A divergência entre Feres Jr. e os teóricos do Reconhecimento reside no seu interesse pelo estudo das expressões linguísticas e, substancialmente, por conceber que a construção conceitual da expressão Latin America nega qualquer possibilidade de reconhecimento entre o “Eu” americano e o “Outro” latino-americano.
Atento à questão metodológica, Feres Jr. dialoga com outras referências a fim de evitar a sobreposição pura e simples de teorias.
Neste sentido, a partir da crítica à tipologia das formas de desrespeito de Axel Honneth e, com o auxílio da teoria semântica dos contraconceitos assimétricos de Reinhart Koselleck, Feres Jr. desenvolve uma nova categoria de análise que tipifica as formas de desrespeito praticadas pelos usos linguísticos norte-americanos.
Posto isso, torna-se possível a identificação de uma mesma expressão linguística, como Latin America, com os vários tipos de oposições assimétricas usadas no cotidiano. “O termo rural, ou mesmo o termo católico, dependendo do contexto onde é usado pode sugerir atraso” (oposição assimétrica temporal) “e inferioridade” (oposição assimétrica cultural ou até racial). Como a intenção de Feres Jr. é verificar as consequências ético-morais da linguagem de identificação praticada pelos americanos no ato de designar os latino-americanos, ele precisa resguardar a pluralidade de formas de denegrir a imagem do outro, as quais se encontram presentes nesses usos linguísticos.
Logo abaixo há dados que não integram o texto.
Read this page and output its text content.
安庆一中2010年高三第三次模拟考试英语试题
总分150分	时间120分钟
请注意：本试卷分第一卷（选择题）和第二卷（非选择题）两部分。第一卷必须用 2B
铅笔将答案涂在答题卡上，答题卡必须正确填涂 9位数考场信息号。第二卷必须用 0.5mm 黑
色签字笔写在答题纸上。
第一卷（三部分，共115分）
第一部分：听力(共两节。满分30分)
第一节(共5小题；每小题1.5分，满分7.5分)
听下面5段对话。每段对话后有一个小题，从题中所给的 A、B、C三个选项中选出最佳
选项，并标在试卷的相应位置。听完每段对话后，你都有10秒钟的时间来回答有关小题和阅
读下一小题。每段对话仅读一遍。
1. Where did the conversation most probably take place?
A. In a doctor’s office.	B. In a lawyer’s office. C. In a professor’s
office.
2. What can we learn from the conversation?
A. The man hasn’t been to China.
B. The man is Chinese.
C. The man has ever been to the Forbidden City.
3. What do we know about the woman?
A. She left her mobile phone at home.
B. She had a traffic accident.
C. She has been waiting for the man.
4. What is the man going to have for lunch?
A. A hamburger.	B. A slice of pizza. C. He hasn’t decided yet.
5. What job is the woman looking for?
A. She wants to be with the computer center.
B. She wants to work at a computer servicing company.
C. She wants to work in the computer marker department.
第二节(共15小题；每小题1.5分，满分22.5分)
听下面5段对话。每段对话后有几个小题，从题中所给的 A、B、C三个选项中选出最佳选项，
Ao longo do capítulo dois, Feres demonstra que as referências pejorativas destinadas à identificação dos americanos das porções centro-sul aparecem em dicionários, jornais e até em discursos presidenciais desde o final do século XIX. Tais menções apresentam a expressão Latin America como herdeira de um conjunto de características que os norte-americanos julgavam negativas, como a religião católica, a mestiçagem étnica, o tradicionalismo das instituições político-sociais, o machismo, a acomodação em relação ao trabalho, entre outras. Latin America sedimenta-se como um território sem organização e ordem, seja esta cultural, política ou mesmo econômica.
A produção acadêmica do Latin American Studies também não se eximiu de colaborar com a extensão e a divulgação de visões pré-concebidas sobre a Latin America. Dialogando com as obras de Samuel Huntington, Lyle Maclister e Teodore Wyckoff, Feres apresenta no terceiro e quarto capítulos as análises acadêmicas sobre a modernização da Latin America e a literatura da estabilidade política latino-americana, reconhecendo-a como promotora dos interesses da política externa norte-americana durante os anos 60.
De acordo com Feres, estes cientistas sociais colaboraram para justificar, junto à opinião pública dos EUA, a intervenção e o treinamento militares em projetos de coibição do desenvolvimento do comunismo no continente. Atrás do discurso da estabilidade política e da modernização latino-americana, eles sustentaram a fraqueza política, militar e econômica da região. Segundo o argumento de Feres, “salvar a Latin America do comunismo representava também um meio de garantir a continuação da influência e rentabilidade do capitalismo na região”. É importante destacar que, muitas vezes, devido a interesses econômicos e territoriais na região centrosul americana, os norte-americanos supervalorizavam as depreciações como forma de justificar o seu domínio natural na condução do progresso continental.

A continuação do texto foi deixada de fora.